Important: It is crucial to retain other original settings associated with the DB instance when restoring from the snapshot. Details such as
db-engine-version
,db-engine
,rds-family
must be the same as the original instance when the snapshot was taken. So don’t make any other changes to this file except the above mentioned.Warning: If there is an RDS read replica for the DB instance that is being restored, then you must set
count = 0
or comment out the read replica code (and any Kubernetes secrets relating to the read replica). This will remove the read replica. This is required as Terraform will throw the following error as Terraform is unable to change the read replica target:Error: cannot elect new source database for replication
When the read replica is re-created, it will be created with a new database identifier.
6. Raise a PR
After making the necessary changes to the manifest, raise a PR and contact the Cloud Platform team via the #ask-cloud-platform channel with the PR link. Once the new DB instance is restored and available, your application should be able to access the database with the same database credentials and endpoint as before.
7. Only required for Read Replicas - Recreate the DB read replica if it was removed as a part of step 3:
In Terraform, re-enable the DB read replica code by setting count = 1
or uncommenting the code and any Kubernetes secrets that may also be created as a part of it.
Create a PR that includes the changes for the Cloud Platform team and post the link into the #ask-cloud-platform channel.
Once the PR has been approved, Merge to Main and check that the Apply Pipeline creates the new DB read replica instance.
Note: The read replica will have a new database identifier once it is created.
8. Important: Version Downgrades Cannot Be Done In-Place
AWS does not support downgrading a database to an earlier version on the same instance. For example, if a database has been upgraded from PostgreSQL 16.3 to 17, it cannot be downgraded back to 16.3 using the standard snapshot restoration process outlined above.
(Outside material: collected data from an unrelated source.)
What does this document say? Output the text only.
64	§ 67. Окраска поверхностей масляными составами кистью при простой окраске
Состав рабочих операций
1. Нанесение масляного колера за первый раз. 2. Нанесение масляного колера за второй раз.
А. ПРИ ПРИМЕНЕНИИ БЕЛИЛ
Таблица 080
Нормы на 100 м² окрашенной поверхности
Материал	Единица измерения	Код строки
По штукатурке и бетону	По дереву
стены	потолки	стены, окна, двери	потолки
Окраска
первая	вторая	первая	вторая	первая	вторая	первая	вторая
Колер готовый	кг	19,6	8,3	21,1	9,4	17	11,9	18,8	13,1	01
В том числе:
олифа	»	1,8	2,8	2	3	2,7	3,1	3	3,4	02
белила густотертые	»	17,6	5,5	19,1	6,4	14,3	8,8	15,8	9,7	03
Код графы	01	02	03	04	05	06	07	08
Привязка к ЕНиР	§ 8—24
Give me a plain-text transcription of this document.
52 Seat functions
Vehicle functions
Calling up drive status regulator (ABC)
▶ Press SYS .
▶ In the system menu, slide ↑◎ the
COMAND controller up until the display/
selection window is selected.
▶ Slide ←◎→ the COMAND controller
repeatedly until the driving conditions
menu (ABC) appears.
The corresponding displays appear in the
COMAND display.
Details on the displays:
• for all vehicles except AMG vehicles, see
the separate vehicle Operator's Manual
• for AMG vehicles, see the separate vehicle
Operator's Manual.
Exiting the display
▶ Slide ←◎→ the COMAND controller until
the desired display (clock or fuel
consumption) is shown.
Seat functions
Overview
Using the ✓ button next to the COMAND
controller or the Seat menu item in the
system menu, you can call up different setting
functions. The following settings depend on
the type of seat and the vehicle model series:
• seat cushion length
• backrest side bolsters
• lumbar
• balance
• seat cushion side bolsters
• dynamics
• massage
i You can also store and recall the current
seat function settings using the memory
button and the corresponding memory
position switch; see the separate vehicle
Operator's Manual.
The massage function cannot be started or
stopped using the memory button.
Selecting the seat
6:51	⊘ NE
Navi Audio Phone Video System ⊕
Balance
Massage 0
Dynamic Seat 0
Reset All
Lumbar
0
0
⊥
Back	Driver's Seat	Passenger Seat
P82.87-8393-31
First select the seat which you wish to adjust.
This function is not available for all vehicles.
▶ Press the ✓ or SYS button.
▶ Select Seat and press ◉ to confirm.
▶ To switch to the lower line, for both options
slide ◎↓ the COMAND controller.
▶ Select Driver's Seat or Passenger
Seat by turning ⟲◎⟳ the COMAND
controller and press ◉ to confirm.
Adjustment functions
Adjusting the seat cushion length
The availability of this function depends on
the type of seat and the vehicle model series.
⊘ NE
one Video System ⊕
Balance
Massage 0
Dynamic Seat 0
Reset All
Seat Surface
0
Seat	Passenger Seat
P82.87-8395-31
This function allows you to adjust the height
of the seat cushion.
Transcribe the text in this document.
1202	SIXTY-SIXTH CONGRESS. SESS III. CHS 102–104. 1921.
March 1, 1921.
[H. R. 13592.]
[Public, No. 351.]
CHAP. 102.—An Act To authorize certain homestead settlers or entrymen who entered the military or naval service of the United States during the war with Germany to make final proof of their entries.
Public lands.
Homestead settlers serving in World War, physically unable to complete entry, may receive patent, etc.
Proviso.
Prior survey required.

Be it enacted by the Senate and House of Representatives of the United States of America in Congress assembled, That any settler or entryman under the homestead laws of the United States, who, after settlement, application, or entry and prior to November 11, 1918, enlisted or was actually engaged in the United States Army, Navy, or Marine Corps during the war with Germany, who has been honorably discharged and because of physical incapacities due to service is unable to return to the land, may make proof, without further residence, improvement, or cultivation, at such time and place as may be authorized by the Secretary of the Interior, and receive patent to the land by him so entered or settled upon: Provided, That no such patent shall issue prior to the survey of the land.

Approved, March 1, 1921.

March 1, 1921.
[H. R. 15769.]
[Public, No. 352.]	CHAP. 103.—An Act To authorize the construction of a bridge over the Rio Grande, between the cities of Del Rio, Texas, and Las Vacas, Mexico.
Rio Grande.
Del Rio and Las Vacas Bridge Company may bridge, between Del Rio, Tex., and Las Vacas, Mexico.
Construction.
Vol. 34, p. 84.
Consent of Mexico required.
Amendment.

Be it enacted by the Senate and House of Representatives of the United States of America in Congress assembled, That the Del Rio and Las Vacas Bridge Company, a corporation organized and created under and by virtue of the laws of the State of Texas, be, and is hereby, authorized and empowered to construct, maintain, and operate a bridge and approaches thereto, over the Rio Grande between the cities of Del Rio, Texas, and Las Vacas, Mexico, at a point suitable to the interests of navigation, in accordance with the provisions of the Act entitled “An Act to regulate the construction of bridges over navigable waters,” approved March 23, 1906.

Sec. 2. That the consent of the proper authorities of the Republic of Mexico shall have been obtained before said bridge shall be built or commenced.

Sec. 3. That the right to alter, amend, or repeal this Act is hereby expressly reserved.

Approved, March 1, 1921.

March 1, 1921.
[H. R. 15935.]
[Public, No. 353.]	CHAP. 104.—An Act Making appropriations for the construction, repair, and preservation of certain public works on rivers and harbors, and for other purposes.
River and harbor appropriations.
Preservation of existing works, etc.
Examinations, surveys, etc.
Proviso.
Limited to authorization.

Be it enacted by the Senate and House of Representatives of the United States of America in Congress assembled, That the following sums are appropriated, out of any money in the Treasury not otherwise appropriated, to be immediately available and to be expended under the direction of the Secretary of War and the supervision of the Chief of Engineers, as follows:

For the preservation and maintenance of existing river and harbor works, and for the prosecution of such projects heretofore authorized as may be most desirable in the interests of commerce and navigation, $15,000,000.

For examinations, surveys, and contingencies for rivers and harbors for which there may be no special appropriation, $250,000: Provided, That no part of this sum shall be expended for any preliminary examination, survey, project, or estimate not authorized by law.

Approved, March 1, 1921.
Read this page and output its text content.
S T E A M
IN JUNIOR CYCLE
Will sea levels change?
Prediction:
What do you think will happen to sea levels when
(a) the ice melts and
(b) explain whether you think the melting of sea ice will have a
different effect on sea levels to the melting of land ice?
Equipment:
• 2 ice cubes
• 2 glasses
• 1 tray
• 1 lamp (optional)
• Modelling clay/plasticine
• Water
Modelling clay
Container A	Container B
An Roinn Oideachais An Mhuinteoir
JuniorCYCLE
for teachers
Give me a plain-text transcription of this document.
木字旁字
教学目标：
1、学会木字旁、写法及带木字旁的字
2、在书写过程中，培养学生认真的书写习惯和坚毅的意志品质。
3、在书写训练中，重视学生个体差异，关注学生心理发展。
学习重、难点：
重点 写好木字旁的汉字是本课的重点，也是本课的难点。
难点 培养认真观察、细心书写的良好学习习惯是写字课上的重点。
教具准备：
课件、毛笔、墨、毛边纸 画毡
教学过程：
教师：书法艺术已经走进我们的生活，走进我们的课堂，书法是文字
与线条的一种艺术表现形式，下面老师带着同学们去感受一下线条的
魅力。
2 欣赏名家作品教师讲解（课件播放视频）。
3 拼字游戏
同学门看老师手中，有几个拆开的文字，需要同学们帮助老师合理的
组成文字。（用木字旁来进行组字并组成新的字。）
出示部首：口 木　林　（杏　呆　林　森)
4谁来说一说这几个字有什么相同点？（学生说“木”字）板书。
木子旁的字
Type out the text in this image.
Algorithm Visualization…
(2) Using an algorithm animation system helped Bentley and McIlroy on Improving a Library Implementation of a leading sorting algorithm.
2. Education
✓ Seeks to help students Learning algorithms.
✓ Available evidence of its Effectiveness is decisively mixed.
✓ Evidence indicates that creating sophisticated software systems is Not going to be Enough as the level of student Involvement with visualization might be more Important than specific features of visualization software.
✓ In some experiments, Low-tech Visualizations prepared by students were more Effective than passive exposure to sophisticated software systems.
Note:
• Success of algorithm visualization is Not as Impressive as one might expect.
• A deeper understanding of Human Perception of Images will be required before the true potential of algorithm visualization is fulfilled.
To properly downgrade an RDS database to a previous version:
- Take a snapshot of the current database to preserve it (in case restoration is needed later):
aws rds create-db-snapshot \
--db-instance-identifier <current-db-instance-identifier> \
--db-snapshot-identifier <current-version-snapshot-name>
Create a new database instance with:
- A different identifier than the current database
- Engine version matching the snapshot you want to restore from
- RDS family matching the snapshot you want to restore from
- All other configuration parameters consistent with the source of the snapshot
In the terraform module:
module "example_team_rds" {
source = "github.com/ministryofjustice/cloud-platform-terraform-rds-instance?ref=5.1"
# ... other parameters ...
db_instance_identifier = "<new-instance-name>" # Must be different from current DB
db_engine_version = "16.3" # Earlier version
rds_family = "postgres16" # Family matching earlier version
snapshot_identifier = "<old-version-snapshot>"
# ... other parameters ...
}
Note: This approach requires a cutover as the new database will have a different endpoint and connection string.
After verifying the new downgraded database works properly, the old one can be deleted if needed.